Wat wilt u jongeren meegeven?
“Jozef werd naar Egypte verkocht. God zegende hem daar, zodat hij staande bleef in de verleiding met Potifera. Dat was Gods genade. In de Bijbel lezen we: ‘God was met Abraham’, ‘God was met Izak’, ‘God was met Jakob’. En dan staat er ook ‘God was met Jozef’. Hij is de God van het verbond, Hij zal Zijn naam voortplanten van kind tot kind. God gaat door met Zijn werk tot waarachtige bekering! Zoek Hem! Dat is de verplichting van het verbond. Zoek de Heere en leef! Het gaat erom dat de naam van de Heere alle eer krijgt. Daarom maakt Hij ook jongeren tot nieuw schepsel: ‘O Zoon, maak ons Uw beeld gelijk’.
Het is voor mij een grote troost om te weten dat God doorgaat met Zijn werk. Van geslacht tot geslacht.
Zondaren zullen worden teruggetrokken tot God. Gods goedheid over de zondige mensenwereld houdt niet op tot de laatste dag. Het huis van de Heere moet vol worden.
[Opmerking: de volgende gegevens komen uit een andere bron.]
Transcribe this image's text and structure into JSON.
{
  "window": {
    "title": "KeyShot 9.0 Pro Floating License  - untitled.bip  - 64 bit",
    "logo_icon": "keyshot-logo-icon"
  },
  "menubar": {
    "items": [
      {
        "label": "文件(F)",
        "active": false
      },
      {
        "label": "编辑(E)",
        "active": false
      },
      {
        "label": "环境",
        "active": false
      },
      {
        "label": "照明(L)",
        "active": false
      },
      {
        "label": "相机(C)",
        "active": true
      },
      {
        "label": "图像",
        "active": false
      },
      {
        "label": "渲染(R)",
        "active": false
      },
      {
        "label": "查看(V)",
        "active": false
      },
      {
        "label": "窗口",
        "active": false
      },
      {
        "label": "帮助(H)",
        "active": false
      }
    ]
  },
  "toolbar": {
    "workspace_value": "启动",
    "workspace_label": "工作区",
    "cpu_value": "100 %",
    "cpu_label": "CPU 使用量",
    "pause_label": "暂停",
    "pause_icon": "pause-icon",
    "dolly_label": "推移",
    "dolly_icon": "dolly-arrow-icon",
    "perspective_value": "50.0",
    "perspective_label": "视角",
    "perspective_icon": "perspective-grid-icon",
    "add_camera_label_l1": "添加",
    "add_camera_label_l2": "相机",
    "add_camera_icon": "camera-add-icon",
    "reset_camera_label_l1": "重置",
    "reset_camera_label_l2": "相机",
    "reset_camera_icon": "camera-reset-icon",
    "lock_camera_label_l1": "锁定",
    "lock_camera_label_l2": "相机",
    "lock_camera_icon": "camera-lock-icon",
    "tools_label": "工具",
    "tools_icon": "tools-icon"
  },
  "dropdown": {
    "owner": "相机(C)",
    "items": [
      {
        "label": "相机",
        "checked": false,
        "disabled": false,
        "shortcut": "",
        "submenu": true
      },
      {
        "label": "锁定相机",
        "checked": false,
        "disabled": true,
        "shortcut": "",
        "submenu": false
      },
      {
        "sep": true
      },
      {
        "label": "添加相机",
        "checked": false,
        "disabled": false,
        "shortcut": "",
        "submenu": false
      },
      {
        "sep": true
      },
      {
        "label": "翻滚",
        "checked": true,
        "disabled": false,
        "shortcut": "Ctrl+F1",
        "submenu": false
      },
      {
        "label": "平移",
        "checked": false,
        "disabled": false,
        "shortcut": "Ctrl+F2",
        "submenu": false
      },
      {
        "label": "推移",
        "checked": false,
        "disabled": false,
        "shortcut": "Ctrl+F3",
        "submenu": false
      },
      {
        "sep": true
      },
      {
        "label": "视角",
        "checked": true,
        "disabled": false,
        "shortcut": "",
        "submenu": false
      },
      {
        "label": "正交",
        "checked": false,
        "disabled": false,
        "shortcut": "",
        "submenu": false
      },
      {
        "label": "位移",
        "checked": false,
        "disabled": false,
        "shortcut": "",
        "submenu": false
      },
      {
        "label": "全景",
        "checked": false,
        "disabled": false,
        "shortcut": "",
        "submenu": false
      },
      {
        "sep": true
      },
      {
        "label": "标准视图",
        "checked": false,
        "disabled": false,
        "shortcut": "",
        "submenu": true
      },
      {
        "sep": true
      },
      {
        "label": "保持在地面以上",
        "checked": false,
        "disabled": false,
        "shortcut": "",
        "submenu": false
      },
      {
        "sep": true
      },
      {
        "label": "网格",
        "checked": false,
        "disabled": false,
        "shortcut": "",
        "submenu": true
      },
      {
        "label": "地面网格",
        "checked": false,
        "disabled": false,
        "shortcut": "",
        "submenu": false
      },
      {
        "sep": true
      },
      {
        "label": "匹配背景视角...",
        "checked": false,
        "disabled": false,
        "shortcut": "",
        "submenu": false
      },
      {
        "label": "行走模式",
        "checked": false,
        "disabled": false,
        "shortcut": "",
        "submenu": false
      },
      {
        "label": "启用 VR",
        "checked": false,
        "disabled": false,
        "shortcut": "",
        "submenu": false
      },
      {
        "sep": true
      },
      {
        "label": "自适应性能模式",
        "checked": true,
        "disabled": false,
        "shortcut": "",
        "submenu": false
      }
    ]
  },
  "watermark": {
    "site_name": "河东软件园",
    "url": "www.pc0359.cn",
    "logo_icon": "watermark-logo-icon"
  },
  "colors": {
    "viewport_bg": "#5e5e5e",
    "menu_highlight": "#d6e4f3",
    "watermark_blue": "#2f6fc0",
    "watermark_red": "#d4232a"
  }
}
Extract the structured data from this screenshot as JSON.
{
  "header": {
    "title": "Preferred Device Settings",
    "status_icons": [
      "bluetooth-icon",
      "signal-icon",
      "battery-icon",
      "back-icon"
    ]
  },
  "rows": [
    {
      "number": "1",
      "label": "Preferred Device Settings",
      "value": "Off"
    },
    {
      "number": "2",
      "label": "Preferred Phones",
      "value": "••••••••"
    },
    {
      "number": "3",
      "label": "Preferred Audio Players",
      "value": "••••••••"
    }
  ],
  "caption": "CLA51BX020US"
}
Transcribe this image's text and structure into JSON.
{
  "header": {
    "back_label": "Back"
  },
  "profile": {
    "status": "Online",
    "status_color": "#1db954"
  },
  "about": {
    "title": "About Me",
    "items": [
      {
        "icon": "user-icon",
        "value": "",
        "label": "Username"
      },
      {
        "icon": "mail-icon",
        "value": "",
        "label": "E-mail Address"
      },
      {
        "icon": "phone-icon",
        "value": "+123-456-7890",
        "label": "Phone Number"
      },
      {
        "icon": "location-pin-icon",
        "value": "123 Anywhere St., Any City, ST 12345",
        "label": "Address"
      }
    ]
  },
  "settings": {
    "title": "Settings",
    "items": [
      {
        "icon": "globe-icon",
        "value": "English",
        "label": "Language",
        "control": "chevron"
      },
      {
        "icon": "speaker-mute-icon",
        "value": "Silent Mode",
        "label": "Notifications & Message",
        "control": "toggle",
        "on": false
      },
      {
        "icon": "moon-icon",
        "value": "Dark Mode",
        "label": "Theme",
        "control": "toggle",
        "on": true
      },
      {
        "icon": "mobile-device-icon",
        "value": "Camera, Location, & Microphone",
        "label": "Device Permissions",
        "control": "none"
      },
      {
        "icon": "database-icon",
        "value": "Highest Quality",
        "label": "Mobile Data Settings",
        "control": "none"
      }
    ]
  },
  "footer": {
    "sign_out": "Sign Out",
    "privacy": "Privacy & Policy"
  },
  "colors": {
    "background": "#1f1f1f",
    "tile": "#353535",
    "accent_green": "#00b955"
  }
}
Hij maakt gebruik van mensen om deze boodschap te verkondigen. Zij mogen vertellen hoe groot en heerlijk Zijn genade is. En dit is het belangrijkste: God werkt al deze dingen tot Zijn eer en tot verheerlijking van Zijn naam en de komst van Zijn Koninkrijk.”

Dit interview verscheen eerder in Daniël.

Dordtse Leerregels Hoofdstuk III/IV, artikel 12

En dit is die wedergeboorte, die vernieuwing, nieuwe schepping, opwekking van de doden en levendmaking, waarvan zo heerlijk in de Schriften gesproken wordt, dewelke God zonder ons in ons werkt. (...)
Het is een gans bovennatuurlijke, een zeer krachtige, en tegelijk zeer zoete, wonderlijke verborgen, en onuitsprekelijke werking.